LIP occurs more often in women than in men. The mean age at onset is 56 years. Patients present with dyspnea and cough, but the associated disorder may dominate the clinical picture. Rales and lymphadenopathy are common physical findings.
Imaging studies typically show reticulonodular infiltrates. The presence of hilar or mediastinal adenopathy or pleural effusion suggests lymphoma. HRCT will usually show a mixture of interstitial and alveolar (ground-glass) changes. Thin-walled cysts are often present.
Bronchoscopic specimens can be useful, showing a striking lymphocytosis (mostly B cells) on BAL and revealing lymphocytic infiltration on transbronchial lung biopsy [see Figure 11], The pathologist will often need to use special studies to differentiate LIP from neoplastic forms of lymphocytic infiltration of the lung.
Patients with LIP should be treated for any underlying disorder.

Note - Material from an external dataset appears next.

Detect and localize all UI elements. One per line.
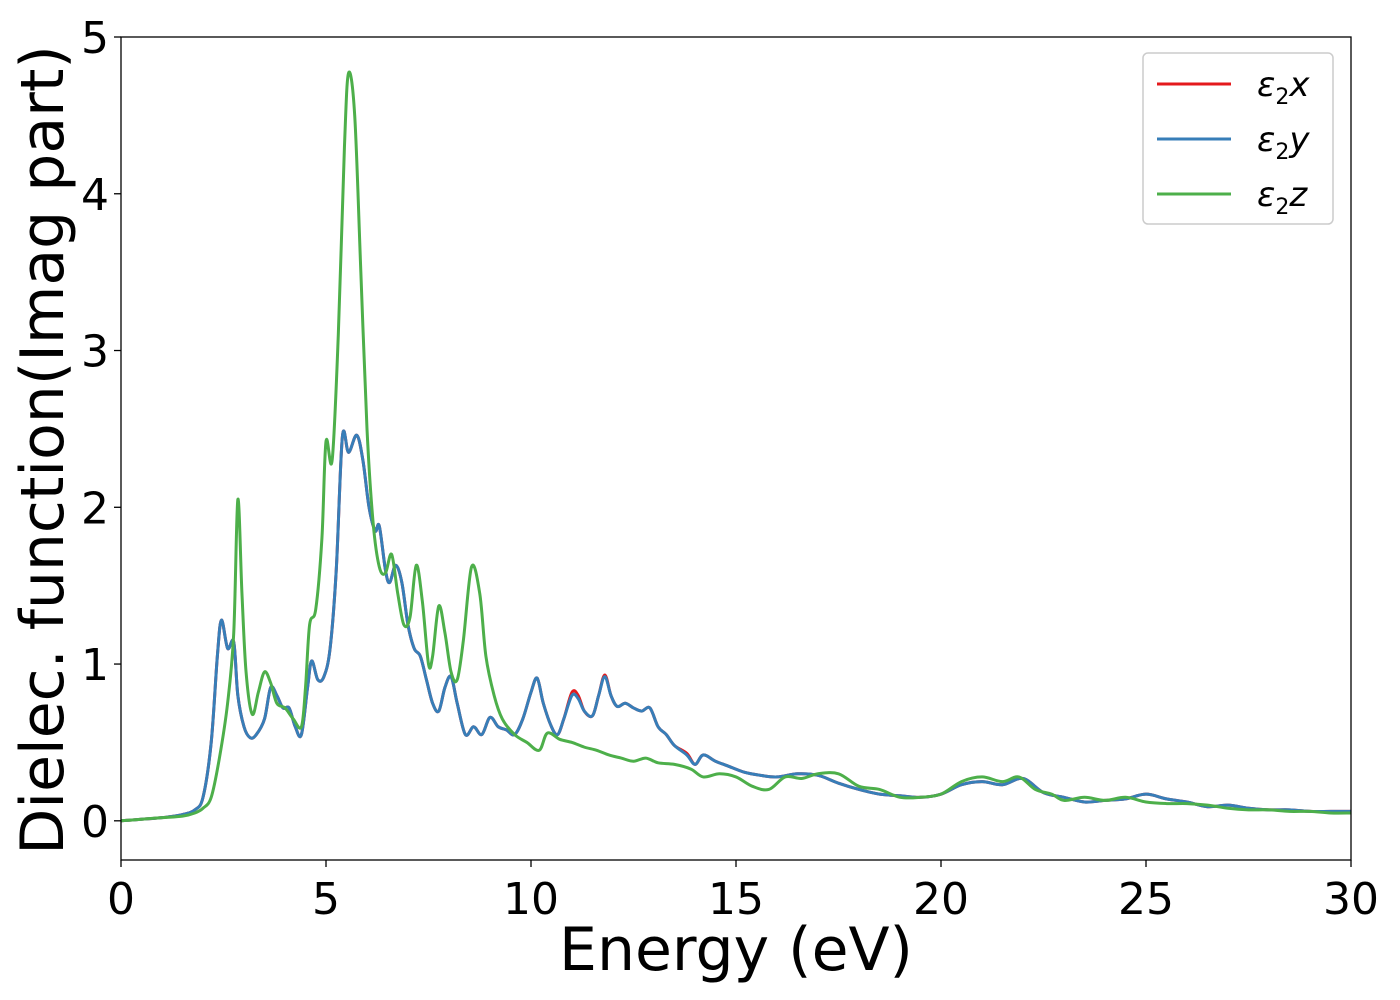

Some patients respond to steroids, though many require immunosuppressive agents.
Nonspecific interstitial pneumonia/fibrosis
NSIP/F has often been confused with IPF. In retrospective analyses of patients who had been diagnosed with IPF. many were found to have NSIP/F and were noted to have a better prognosis than patients with IPF.43
NSIP/F occurs in middle-aged adults, with a mean age at onset of 49 years, but it can also affect children and older adults. There is a slight female predominance. Although some cases are idiopathic, many patients have collagen vascular diseases or immunodeficiency (including HIV infection), and some have a history of environmental or therapeutic drug exposures. A few patients have a history of an acute lung injury, such as that caused by pneumonia, ARDS, or surgery.
Dyspnea, cough, and sometimes fever are the dominant clinical features, with imaging studies showing bilateral interstitial infiltrates. HRCT scanning demonstrates bilateral, patchy areas of ground-glass abnormality, but this pattern is also seen with other disorders and therefore does not permit the confident diagnosis of NSIP/F.

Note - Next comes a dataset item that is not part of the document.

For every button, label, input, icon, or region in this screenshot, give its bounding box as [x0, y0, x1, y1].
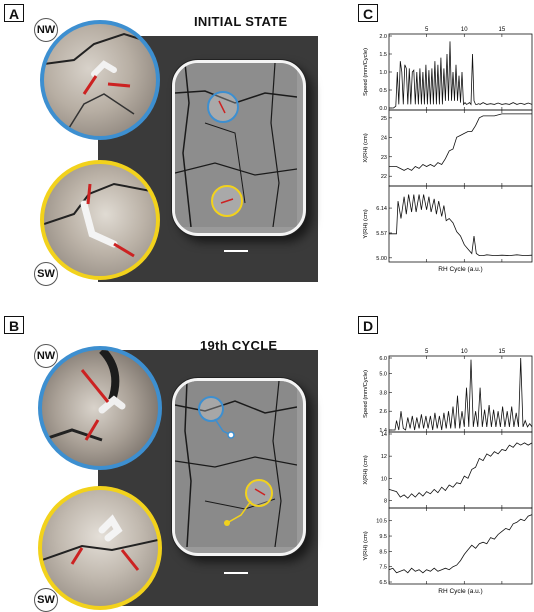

NSIP/F can be diagnosed only by lung biopsy. As with IPF, transbronchial lung biopsy is not likely to produce an adequate specimen, so open biopsy is required. Pathologically, NSIP/F is characterized by a temporally uniform mixture of alveolar wall inflammation (mostly lymphocytes and plasma cells) and fibrosis [see Figure 12].
Figure 9 Desquamative interstitial pneumonia/respiratory bronchiolitis interstitial lung disease. The alveoli and septal walls are filled with macrophages, and no fibrosis is apparent.
Figure 10 Acute interstital pneumonia. The biopsy specimen shows diffuse alveolar damage.
Steroids appear to provide improvement in more than half of the patients with NSIP/F, and the prognosis for patients with NSIP/F is significantly better than that for patients with IPF.66 Some patients experience relapses, and a minority have a progressive illness despite treatment.